As you work through the reports, I have two great blog posts that are absolutely worth reading. The first is from Michael Roytman of Kenna who discusses an enlightened view of top vulnerabilities, brought to his attention by Adrian Sanabria of 451 Research. In this post, Roytman goes through the data sources and how the summaries are constructed. In it, he links to this fantastic post by Jericho who really digs into the issues with the top 10 vulnerabilities. He also discusses something that is missing from much of information security research reports—the ability to reproduce results.
[…] the report does not explain the methodology for detecting the vulnerabilities, does not include details about the generation of the statistics, and provides a loose definition of what “successfully exploited” means.
Aside from the obvious reasons around why people hold on to security data, the point is, well, on point. Many practitioners shun academic research, but these are standard tenets for anyone whose work is featured in respected publications. It’s the same problem I’ve had with the Ponemon report all these years. The methodology, data sources, and data dictionary are loosely discussed, summary statistics are missing, and the results work better as a headline than as a report.

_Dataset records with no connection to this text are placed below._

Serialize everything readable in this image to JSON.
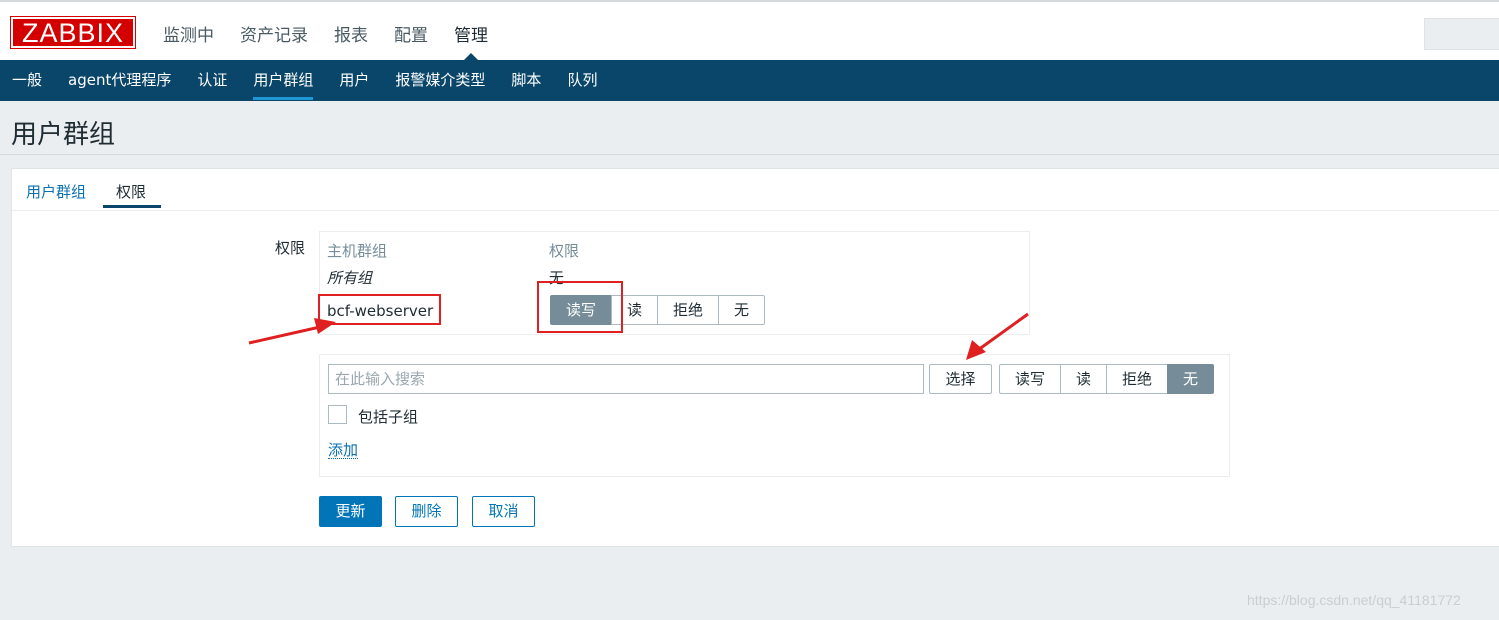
{
  "logo": {
    "text": "ZABBIX"
  },
  "main_nav": {
    "items": [
      "监测中",
      "资产记录",
      "报表",
      "配置",
      "管理"
    ]
  },
  "sub_nav": {
    "items": [
      "一般",
      "agent代理程序",
      "认证",
      "用户群组",
      "用户",
      "报警媒介类型",
      "脚本",
      "队列"
    ]
  },
  "page": {
    "title": "用户群组"
  },
  "tabs": {
    "user_groups": "用户群组",
    "permissions": "权限"
  },
  "permissions": {
    "label": "权限",
    "header_host_group": "主机群组",
    "header_permission": "权限",
    "all_groups": {
      "name": "所有组",
      "permission": "无"
    },
    "row": {
      "name": "bcf-webserver"
    },
    "options": {
      "read_write": "读写",
      "read": "读",
      "deny": "拒绝",
      "none": "无"
    }
  },
  "add_form": {
    "search_placeholder": "在此输入搜索",
    "select_button": "选择",
    "include_subgroups": "包括子组",
    "add_link": "添加"
  },
  "buttons": {
    "update": "更新",
    "delete": "删除",
    "cancel": "取消"
  },
  "watermark": "https://blog.csdn.net/qq_41181772",
  "colors": {
    "navy": "#0a466a",
    "annotation_red": "#e02020",
    "primary_blue": "#0275b8"
  }
}
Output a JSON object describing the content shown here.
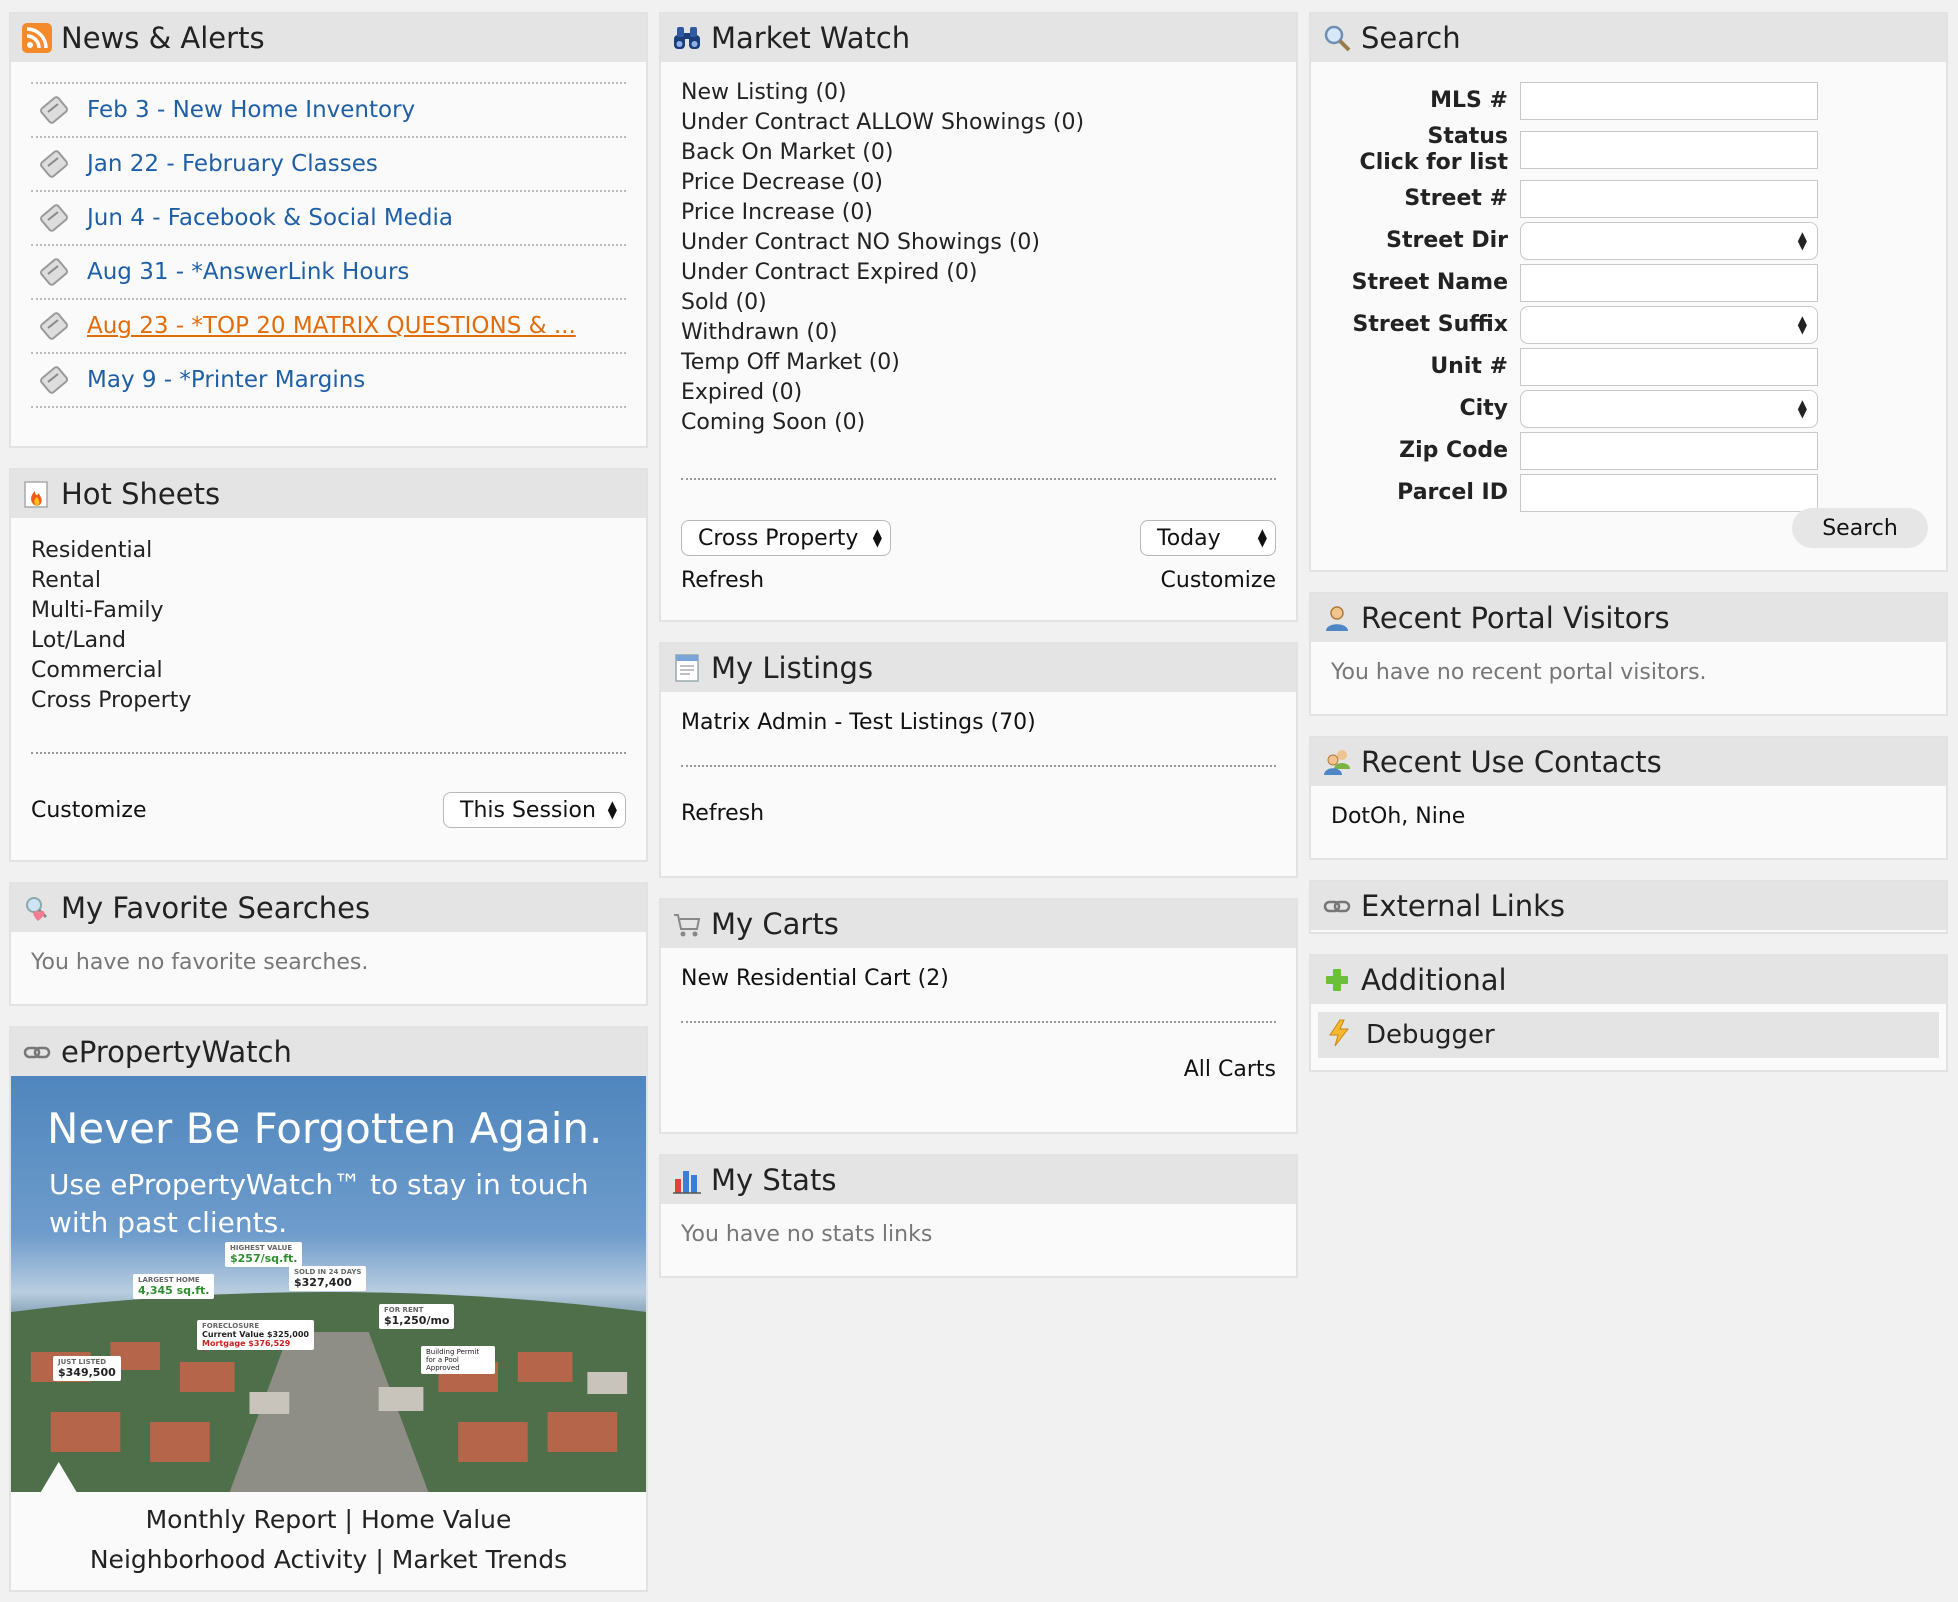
{
  "news": {
    "title": "News & Alerts",
    "items": [
      {
        "text": "Feb 3 - New Home Inventory",
        "visited": false
      },
      {
        "text": "Jan 22 - February Classes",
        "visited": false
      },
      {
        "text": "Jun 4 - Facebook & Social Media",
        "visited": false
      },
      {
        "text": "Aug 31 - *AnswerLink Hours",
        "visited": false
      },
      {
        "text": "Aug 23 - *TOP 20 MATRIX QUESTIONS & ...",
        "visited": true
      },
      {
        "text": "May 9 - *Printer Margins",
        "visited": false
      }
    ]
  },
  "hot_sheets": {
    "title": "Hot Sheets",
    "items": [
      "Residential",
      "Rental",
      "Multi-Family",
      "Lot/Land",
      "Commercial",
      "Cross Property"
    ],
    "customize_label": "Customize",
    "session_select": "This Session"
  },
  "favorites": {
    "title": "My Favorite Searches",
    "empty": "You have no favorite searches."
  },
  "epw": {
    "title": "ePropertyWatch",
    "headline": "Never Be Forgotten Again.",
    "subline": "Use ePropertyWatch™ to stay in touch with past clients.",
    "tags": {
      "highest_value_label": "HIGHEST VALUE",
      "highest_value": "$257/sq.ft.",
      "largest_home_label": "LARGEST HOME",
      "largest_home": "4,345 sq.ft.",
      "sold_label": "SOLD IN 24 DAYS",
      "sold": "$327,400",
      "for_rent_label": "FOR RENT",
      "for_rent": "$1,250/mo",
      "foreclosure_label": "FORECLOSURE",
      "foreclosure_value": "Current Value $325,000",
      "foreclosure_mortgage": "Mortgage $376,529",
      "just_listed_label": "JUST LISTED",
      "just_listed": "$349,500",
      "permit": "Building Permit for a Pool Approved"
    },
    "links_row1": [
      "Monthly Report",
      "Home Value"
    ],
    "links_row2": [
      "Neighborhood Activity",
      "Market Trends"
    ],
    "separator": "|"
  },
  "market_watch": {
    "title": "Market Watch",
    "items": [
      "New Listing (0)",
      "Under Contract ALLOW Showings (0)",
      "Back On Market (0)",
      "Price Decrease (0)",
      "Price Increase (0)",
      "Under Contract NO Showings (0)",
      "Under Contract Expired (0)",
      "Sold (0)",
      "Withdrawn (0)",
      "Temp Off Market (0)",
      "Expired (0)",
      "Coming Soon (0)"
    ],
    "property_select": "Cross Property",
    "period_select": "Today",
    "refresh_label": "Refresh",
    "customize_label": "Customize"
  },
  "my_listings": {
    "title": "My Listings",
    "item": "Matrix Admin - Test Listings (70)",
    "refresh_label": "Refresh"
  },
  "my_carts": {
    "title": "My Carts",
    "item": "New Residential Cart (2)",
    "all_label": "All Carts"
  },
  "my_stats": {
    "title": "My Stats",
    "empty": "You have no stats links"
  },
  "search": {
    "title": "Search",
    "fields": {
      "mls": "MLS #",
      "status_1": "Status",
      "status_2": "Click for list",
      "street_num": "Street #",
      "street_dir": "Street Dir",
      "street_name": "Street Name",
      "street_suffix": "Street Suffix",
      "unit": "Unit #",
      "city": "City",
      "zip": "Zip Code",
      "parcel": "Parcel ID"
    },
    "button": "Search"
  },
  "portal_visitors": {
    "title": "Recent Portal Visitors",
    "empty": "You have no recent portal visitors."
  },
  "contacts": {
    "title": "Recent Use Contacts",
    "item": "DotOh, Nine"
  },
  "external_links": {
    "title": "External Links"
  },
  "additional": {
    "title": "Additional",
    "item": "Debugger"
  },
  "colors": {
    "link": "#1f5fa6",
    "visited_link": "#e36c0a",
    "panel_header": "#e4e4e4",
    "page_bg": "#f1f1f1"
  }
}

When research is truly representative, the conclusions drawn from the data should be at least similar, if not very close. To Jericho’s point, “Why doesn’t this list remotely match US-CERT’s ‘Top 30 Targeted High Risk Vulnerabilities’ […]?”

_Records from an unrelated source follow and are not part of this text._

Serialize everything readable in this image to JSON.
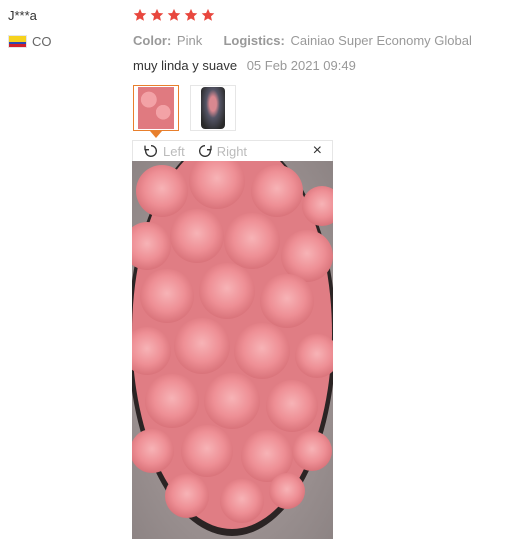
{
  "user": {
    "name": "J***a",
    "country": "CO"
  },
  "review": {
    "rating": 5,
    "max_rating": 5,
    "color_label": "Color:",
    "color_value": "Pink",
    "logistics_label": "Logistics:",
    "logistics_value": "Cainiao Super Economy Global",
    "comment": "muy linda y suave",
    "date": "05 Feb 2021 09:49"
  },
  "viewer": {
    "rotate_left_label": "Left",
    "rotate_right_label": "Right",
    "close_symbol": "×"
  },
  "colors": {
    "star": "#e8473e",
    "active_thumb": "#e87f2c",
    "muted_text": "#999999"
  },
  "icons": [
    "star-icon",
    "rotate-left-icon",
    "rotate-right-icon",
    "close-icon"
  ]
}
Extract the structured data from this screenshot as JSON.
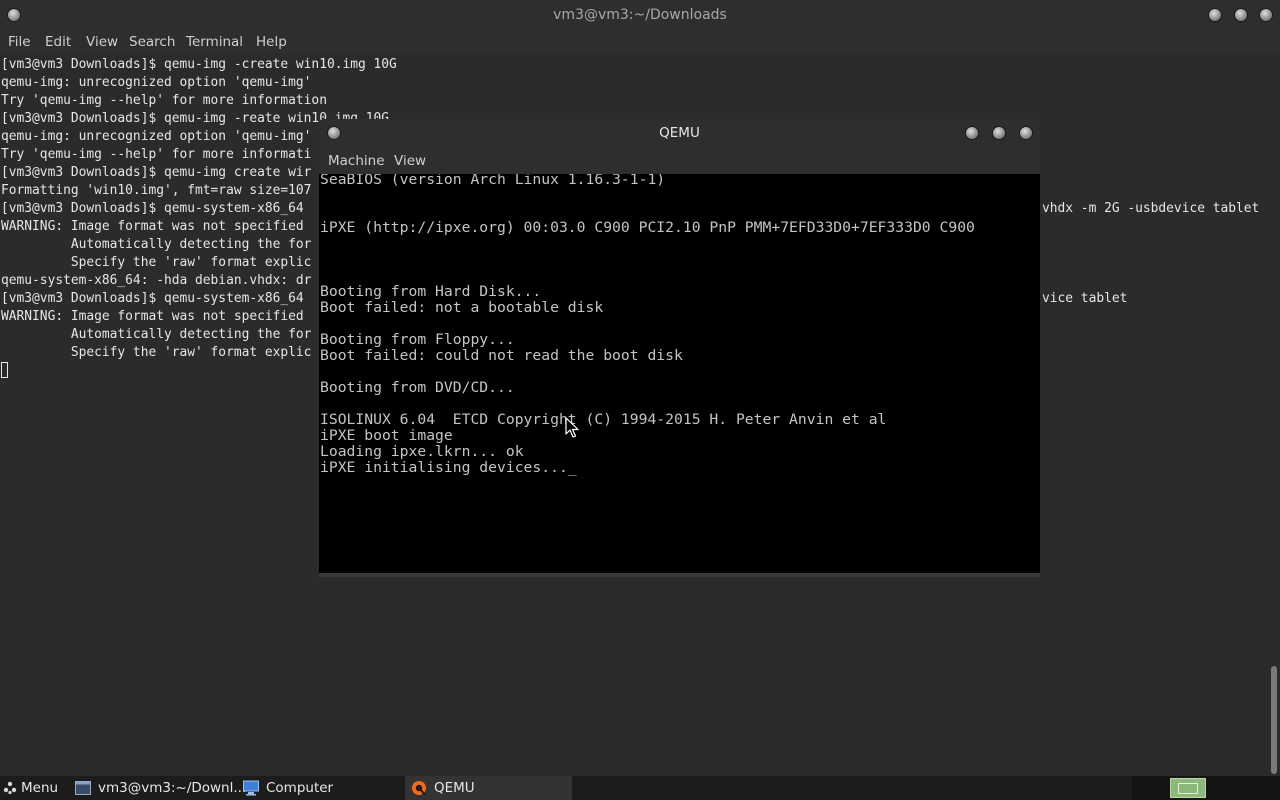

Perhaps one of the best features in both reports is that they have removed all stats around what a data breach costs. Page 64 of the Verizon DBIR lays out the rationale perfectly.
As we are all digesting these reports and trying to make sense of what they mean for those of us fighting the good fight every day, remember that we need to consider all of the data available to us, and make decisions full well realizing the bias in the data.